Derek-Sweeting-QC

Derek Sweeting QC

‘I don’t think the idea that we should have a vast pool for some sort of diversity reason is a good one. We need to be honest about how many people are likely to get pupillage’

In April 2020, the Bar Council predicted that 80% of chambers would collapse within a year without urgent financial aid. More than a year on, the pandemic persists – as do the vast majority of chambers. Were the early warnings overblown, or is the future of the bar still at risk?

‘I wouldn’t underestimate the effect of the pandemic on publicly funded sets that get a lot of their income from work in the Crown court,’ says Derek Sweeting QC, chair of the Bar Council. ‘But a lot of those predictions – which were really cries for help – were made at a time when government schemes for supporting the self-employed didn’t apply easily to the bar.’

I wouldn’t underestimate the effect of the pandemic on publicly funded sets that get a lot of their income from work in the Crown court

Derek Sweeting QC

Bounce-back loans, the furlough scheme and initiatives to support criminal barristers helped sets stay afloat, he says. ‘The view looking forward is not necessarily the view looking back. But if the implicit question is “was the bar crying wolf?”, I don’t think so. People were genuinely concerned.’

Thirteen months down the line, Sweeting is grappling with the longer-term effects of Covid-19: enormous court backlogs, a ‘crisis around pupillage’, and a government keen to enshrine remote hearings in law.

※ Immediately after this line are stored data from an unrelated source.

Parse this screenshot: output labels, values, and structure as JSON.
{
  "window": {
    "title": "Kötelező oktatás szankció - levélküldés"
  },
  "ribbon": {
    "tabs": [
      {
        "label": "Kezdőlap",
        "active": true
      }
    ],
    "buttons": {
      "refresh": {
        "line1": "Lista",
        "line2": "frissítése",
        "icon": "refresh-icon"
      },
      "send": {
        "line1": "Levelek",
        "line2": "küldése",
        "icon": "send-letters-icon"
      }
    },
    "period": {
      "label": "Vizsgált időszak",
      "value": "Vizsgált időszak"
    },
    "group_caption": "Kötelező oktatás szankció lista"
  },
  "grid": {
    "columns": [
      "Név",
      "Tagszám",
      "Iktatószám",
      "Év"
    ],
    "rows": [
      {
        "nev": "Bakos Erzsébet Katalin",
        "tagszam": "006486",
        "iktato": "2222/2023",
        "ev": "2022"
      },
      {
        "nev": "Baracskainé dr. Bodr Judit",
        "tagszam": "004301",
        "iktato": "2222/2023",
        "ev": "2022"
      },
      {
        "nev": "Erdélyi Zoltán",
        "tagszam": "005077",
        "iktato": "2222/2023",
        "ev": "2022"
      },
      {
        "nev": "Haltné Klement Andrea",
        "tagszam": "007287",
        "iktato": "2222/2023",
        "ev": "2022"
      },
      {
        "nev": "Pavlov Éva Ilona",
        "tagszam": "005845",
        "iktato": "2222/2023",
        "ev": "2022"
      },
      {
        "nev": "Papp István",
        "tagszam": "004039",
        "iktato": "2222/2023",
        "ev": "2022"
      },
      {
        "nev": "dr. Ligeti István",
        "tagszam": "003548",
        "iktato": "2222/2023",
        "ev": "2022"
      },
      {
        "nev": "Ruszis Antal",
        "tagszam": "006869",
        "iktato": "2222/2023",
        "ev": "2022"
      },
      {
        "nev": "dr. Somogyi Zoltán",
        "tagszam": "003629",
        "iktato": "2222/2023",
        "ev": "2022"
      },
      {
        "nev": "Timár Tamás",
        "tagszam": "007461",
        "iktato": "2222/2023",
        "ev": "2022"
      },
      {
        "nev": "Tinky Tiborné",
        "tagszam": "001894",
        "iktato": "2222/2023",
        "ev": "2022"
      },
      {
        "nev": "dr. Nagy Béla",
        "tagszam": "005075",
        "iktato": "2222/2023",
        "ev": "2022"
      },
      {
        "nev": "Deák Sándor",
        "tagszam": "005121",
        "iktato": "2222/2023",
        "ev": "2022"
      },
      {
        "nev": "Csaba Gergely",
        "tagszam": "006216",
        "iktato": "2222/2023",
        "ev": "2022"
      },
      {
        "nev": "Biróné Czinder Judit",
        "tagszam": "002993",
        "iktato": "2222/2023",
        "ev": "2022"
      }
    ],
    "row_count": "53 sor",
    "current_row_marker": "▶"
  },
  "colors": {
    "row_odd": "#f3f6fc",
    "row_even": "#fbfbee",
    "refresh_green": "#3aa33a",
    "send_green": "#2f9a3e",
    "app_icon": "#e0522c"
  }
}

‘The end of the health emergency isn’t going to be the end of the justice emergency because of the inherent problems we had when we entered the pandemic, most obviously court backlogs.’ Remote hearings will help to tackle the crisis, Sweeting says, citing the master of the rolls’ plans to scale back ‘cosmetic’ hearings in favour of decisions on the papers.

However, Sweeting is suspicious of the notion that technology is a ‘panacea for other problems’– particularly funding. ‘I don’t think financial resource considerations should drive the debate. They’re an important part of it, but we shouldn’t lose sight of what the tried-and-tested advantages of in-person hearings are.’

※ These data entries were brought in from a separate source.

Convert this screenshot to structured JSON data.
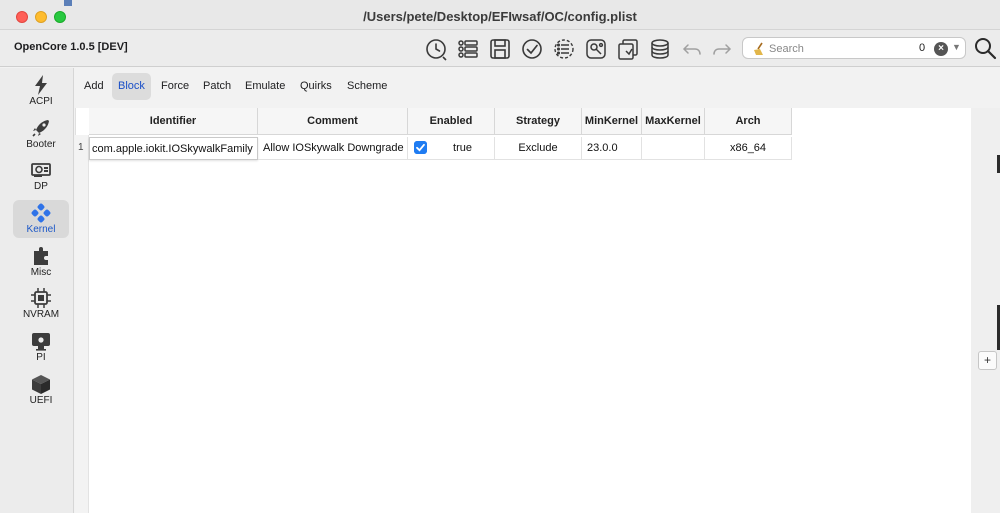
{
  "window": {
    "title": "/Users/pete/Desktop/EFIwsaf/OC/config.plist",
    "app_name": "OpenCore 1.0.5 [DEV]"
  },
  "toolbar": {
    "icons": [
      "history-icon",
      "list-icon",
      "save-icon",
      "check-icon",
      "checklist-icon",
      "network-icon",
      "import-icon",
      "database-icon",
      "undo-icon",
      "redo-icon"
    ]
  },
  "search": {
    "placeholder": "Search",
    "value": "",
    "count": "0"
  },
  "sidebar": {
    "items": [
      {
        "label": "ACPI",
        "icon": "bolt-icon"
      },
      {
        "label": "Booter",
        "icon": "rocket-icon"
      },
      {
        "label": "DP",
        "icon": "gpu-card-icon"
      },
      {
        "label": "Kernel",
        "icon": "kernel-icon",
        "active": true
      },
      {
        "label": "Misc",
        "icon": "puzzle-icon"
      },
      {
        "label": "NVRAM",
        "icon": "chip-icon"
      },
      {
        "label": "PI",
        "icon": "apple-monitor-icon"
      },
      {
        "label": "UEFI",
        "icon": "cube-icon"
      }
    ]
  },
  "tabs": [
    {
      "label": "Add"
    },
    {
      "label": "Block",
      "active": true
    },
    {
      "label": "Force"
    },
    {
      "label": "Patch"
    },
    {
      "label": "Emulate"
    },
    {
      "label": "Quirks"
    },
    {
      "label": "Scheme"
    }
  ],
  "table": {
    "columns": [
      "Identifier",
      "Comment",
      "Enabled",
      "Strategy",
      "MinKernel",
      "MaxKernel",
      "Arch"
    ],
    "rows": [
      {
        "index": "1",
        "identifier": "com.apple.iokit.IOSkywalkFamily",
        "comment": "Allow IOSkywalk Downgrade",
        "enabled_checked": true,
        "enabled": "true",
        "strategy": "Exclude",
        "minkernel": "23.0.0",
        "maxkernel": "",
        "arch": "x86_64"
      }
    ],
    "add_button": "+"
  },
  "colors": {
    "accent": "#1f7cf2",
    "active_label": "#1b57c7",
    "close": "#ff5f57",
    "minimize": "#febc2e",
    "zoom": "#28c840"
  }
}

Virtual justice is just one of the issues that Sweeting has tackled during his first five months at the helm. Pupillages – or rather, the enormous pool of pupillage applicants – is also on his agenda. ‘There are far too many people doing bar courses and paying a great deal of money when the attrition rate… is so high,’ he says. ‘I can’t think of many other instances where you would train with such a low prospect of success.’ According to Bar Council figures, 3,301 candidates applied for just 246 positions via the pupillage gateway this year.

‘I don’t think the idea that we should have a vast pool for some sort of diversity reason is a good one. We need to be honest about how many people are likely to get pupillage.’ Careful distribution of scholarship money would be a good start, he says.

However, Sweeting also has a more radical idea. There are ‘obvious attractions’ to the solicitor training contract model, he says, in which large firms recruit candidates in their final year of university and fund them through their legal training.

‘It’s a different model but it’s one that might offer some real advantages if it were applied to the bar and adapted for our particular needs. Having a cohort of people who knew they were going to be paid for, and were going to a set because they have a pupillage already, would be a step forward.’

While keen to draw inspiration from solicitors, Sweeting rejects the perennial argument for fusion of the legal profession. ‘That question was being asked right at the start of my career which began in 1983 – people were making predictions about what was going to happen to the legal market. And the one common theme in most of these predictions is that they’ve been wrong.’

Aside from major ‘practical business’ benefits, Sweeting says the distinctive role of solicitors and barristers is ‘very attractive’ internationally. ‘It goes with all the things that make English law, and England and Wales as a jurisdiction, a powerful combination. How many contracts have QC clauses in them to determine things which are intractable? How well understood is the rank of QC and the role of barristers? I think it’s a selling point for us internationally, particularly the QC rank which came close to abolition at one stage.’

With seven months left as Bar Council chair, Sweeting is hopeful that lawyers will be mingling again soon, including at an in-person bar conference in November. ‘There is a feeling that things are going back to the new normal’, he says. Quite what form the ‘new normal’ will take, however, remains to be seen.